Dear Mom and Dad,
I know this is day is going to be hard for you. Your little baby is all grown up, leaving home, and headed to college. I might not show it, but this day is emotional for me as well. I'm going to miss you guys a lot. And Mom, please don't cry too much, because that will make me even more heartsick when you leave.
I'm ready for this; don't worry. I've got all the sense and knowledge with which you raised me, along with the education you've set up for me since kindergarten. For example, even though it's summer, I remembered to pack some sweatshirts in case I get cold indoors. I know I spent the summer rolling my eyes at this advice, but I'll admit it came in handy sometimes. I double-checked the packing list to make sure I have everything, but don't be too hard on me if I still managed to leave behind something important, like clothes hangers or a laundry basket. I'll probably try to blame someone else for making me forget so I seem less irresponsible, but in all likelihood it's probably my fault.
As much as I love you guys, there can be times where you say or do something that makes me feel embarrassed. I know it's just part of parenting, but I'm really nervous about making good first impressions. I'm going to hug you a lot, but if I heckle you about squeezing me to death in front of a large crowd of people it's because I want people to see a strong, independent person coming into this campus.
I know you want to introduce yourself to my roommate, and there's no doubt you'll want to strike up a conversation.
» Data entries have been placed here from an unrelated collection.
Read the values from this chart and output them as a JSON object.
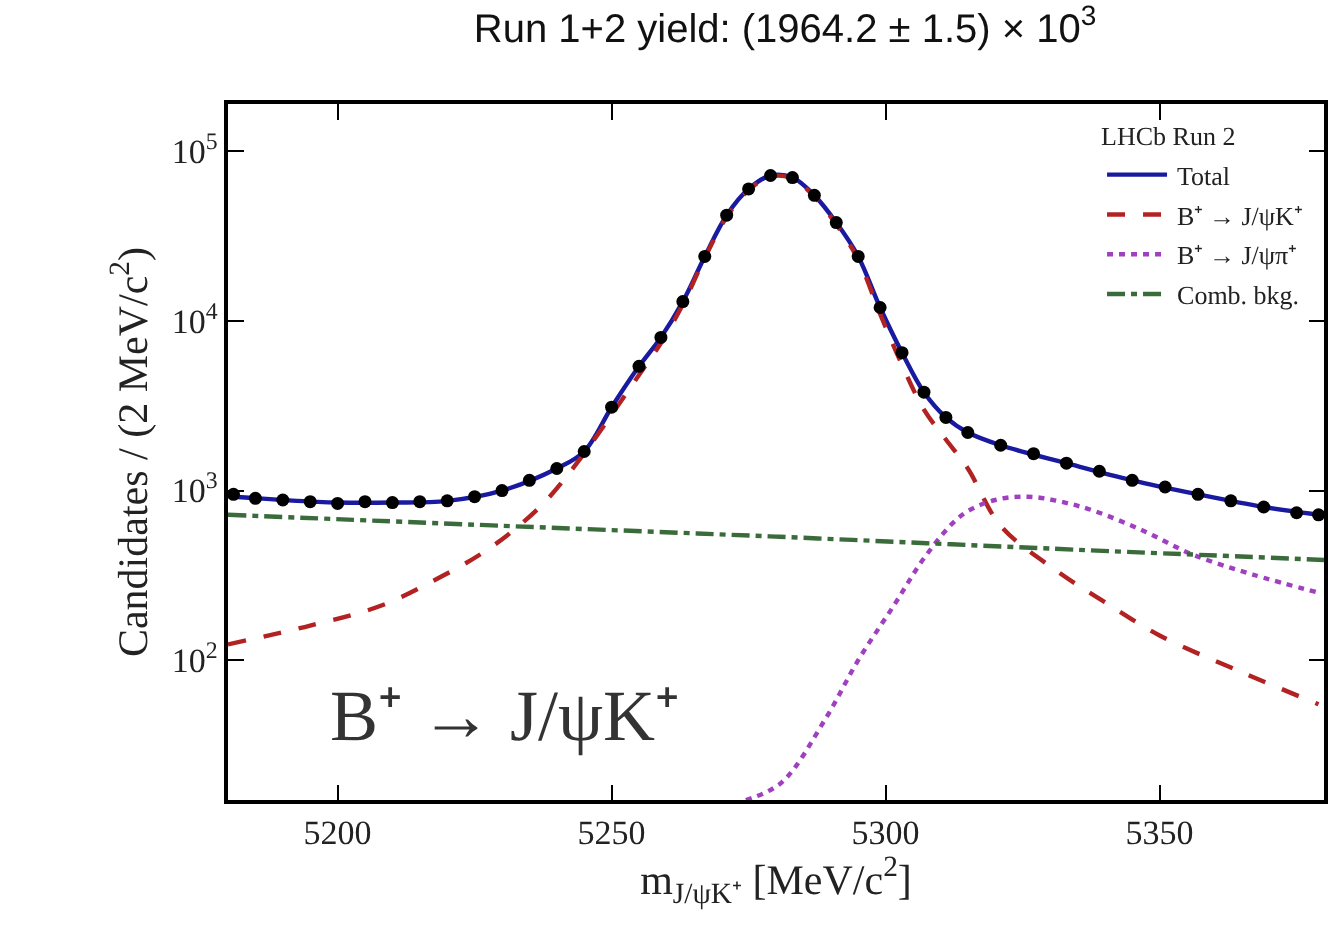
{
  "chart_data": {
    "type": "line",
    "title": "Run 1+2 yield: (1964.2 ± 1.5) × 10$^{3}$",
    "xlabel": "m$_{J/ψK⁺}$ [MeV/c$^{2}$]",
    "ylabel": "Candidates / (2 MeV/c$^{2}$)",
    "legend_title": "LHCb Run 2",
    "annotations": [
      "B⁺ → J/ψK⁺"
    ],
    "xlim": [
      5180,
      5380
    ],
    "xticks": [
      5200,
      5250,
      5300,
      5350
    ],
    "ylim": [
      15,
      190000
    ],
    "log": true,
    "yticks": [
      {
        "value": 100,
        "label": "10$^{2}$"
      },
      {
        "value": 1000,
        "label": "10$^{3}$"
      },
      {
        "value": 10000,
        "label": "10$^{4}$"
      },
      {
        "value": 100000,
        "label": "10$^{5}$"
      }
    ],
    "legend": "top right",
    "series": [
      {
        "type": "scatter",
        "color": "#000000",
        "marker": "circle",
        "x": [
          5181,
          5185,
          5190,
          5195,
          5200,
          5205,
          5210,
          5215,
          5220,
          5225,
          5230,
          5235,
          5240,
          5245,
          5250,
          5255,
          5259,
          5263,
          5267,
          5271,
          5275,
          5279,
          5283,
          5287,
          5291,
          5295,
          5299,
          5303,
          5307,
          5311,
          5315,
          5321,
          5327,
          5333,
          5339,
          5345,
          5351,
          5357,
          5363,
          5369,
          5375,
          5379
        ],
        "values": [
          950,
          900,
          880,
          860,
          840,
          860,
          850,
          860,
          870,
          920,
          1000,
          1150,
          1350,
          1700,
          3100,
          5400,
          8000,
          13000,
          24000,
          42000,
          60000,
          72000,
          70000,
          55000,
          38000,
          24000,
          12000,
          6500,
          3800,
          2700,
          2200,
          1850,
          1650,
          1450,
          1300,
          1150,
          1050,
          950,
          870,
          800,
          740,
          720
        ]
      },
      {
        "name": "Total",
        "color": "#1a1aa0",
        "line_style": "solid",
        "x": [
          5181,
          5190,
          5200,
          5210,
          5220,
          5230,
          5240,
          5245,
          5250,
          5255,
          5259,
          5263,
          5267,
          5271,
          5275,
          5279,
          5283,
          5287,
          5291,
          5295,
          5299,
          5303,
          5307,
          5311,
          5315,
          5321,
          5333,
          5345,
          5357,
          5369,
          5379
        ],
        "values": [
          920,
          880,
          850,
          850,
          870,
          1000,
          1350,
          1700,
          3100,
          5400,
          8000,
          13000,
          24000,
          42000,
          60000,
          72000,
          70000,
          55000,
          38000,
          24000,
          12000,
          6500,
          3800,
          2700,
          2200,
          1850,
          1450,
          1150,
          950,
          800,
          720
        ]
      },
      {
        "name": "B⁺ → J/ψK⁺",
        "color": "#b22222",
        "line_style": "dashed",
        "x": [
          5180,
          5195,
          5208,
          5218,
          5226,
          5232,
          5238,
          5244,
          5250,
          5255,
          5259,
          5263,
          5267,
          5271,
          5275,
          5279,
          5283,
          5287,
          5291,
          5295,
          5299,
          5303,
          5307,
          5311,
          5315,
          5321,
          5331,
          5340,
          5350,
          5365,
          5379
        ],
        "values": [
          124,
          160,
          210,
          300,
          420,
          580,
          870,
          1500,
          2800,
          4800,
          7400,
          12500,
          23500,
          41000,
          59000,
          71000,
          69000,
          54000,
          37000,
          23000,
          11000,
          5500,
          3000,
          2000,
          1350,
          620,
          340,
          220,
          140,
          85,
          55
        ]
      },
      {
        "name": "B⁺ → J/ψπ⁺",
        "color": "#a040c0",
        "line_style": "dotted",
        "x": [
          5274.5,
          5281,
          5289,
          5295,
          5301.5,
          5307.5,
          5314,
          5320,
          5326,
          5332,
          5338,
          5347,
          5356,
          5367,
          5379
        ],
        "values": [
          15,
          19,
          45,
          100,
          210,
          420,
          720,
          880,
          920,
          860,
          760,
          580,
          420,
          320,
          250
        ]
      },
      {
        "name": "Comb. bkg.",
        "color": "#3a6b3a",
        "line_style": "dashdot",
        "x": [
          5180,
          5230,
          5280,
          5330,
          5380
        ],
        "values": [
          720,
          620,
          535,
          455,
          390
        ]
      }
    ]
  }
}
But please don't dominate all of the conversation with the person I'm going to live with; it makes me feel like I'm a child and my parents are speaking for me. I want you to be comfortable with whom I'm staying, but grilling them about their summer or what they like to do are talking points that I want to use to warm up to them. And if I'm too hesitant to talk to someone at first, please don't get on my case. I'm not being antisocial, I'm just a little nervous and still trying to adjust. Trying to make good first impressions while I'm setting up my life in a new environment is a lot to handle. Also, please please PLEASE no weird jokes or embarrassing stories.
I'll try and call home regularly, but in the first few days I'll be so busy trying to acclimate, find friends, and get involved that I may not be available as often as you'd like. There's also a possibility I'll forget to call entirely. I promise that it's not because I don't miss you or I don't care. And if I don't answer when you call, I assure you I'm fine, I'm just busy and I'll call you back as soon as I can.
I love you and I'll miss you more than I say or express. I appreciate all of your last-minute advice. Just trust me and support me, because I'm ready for this.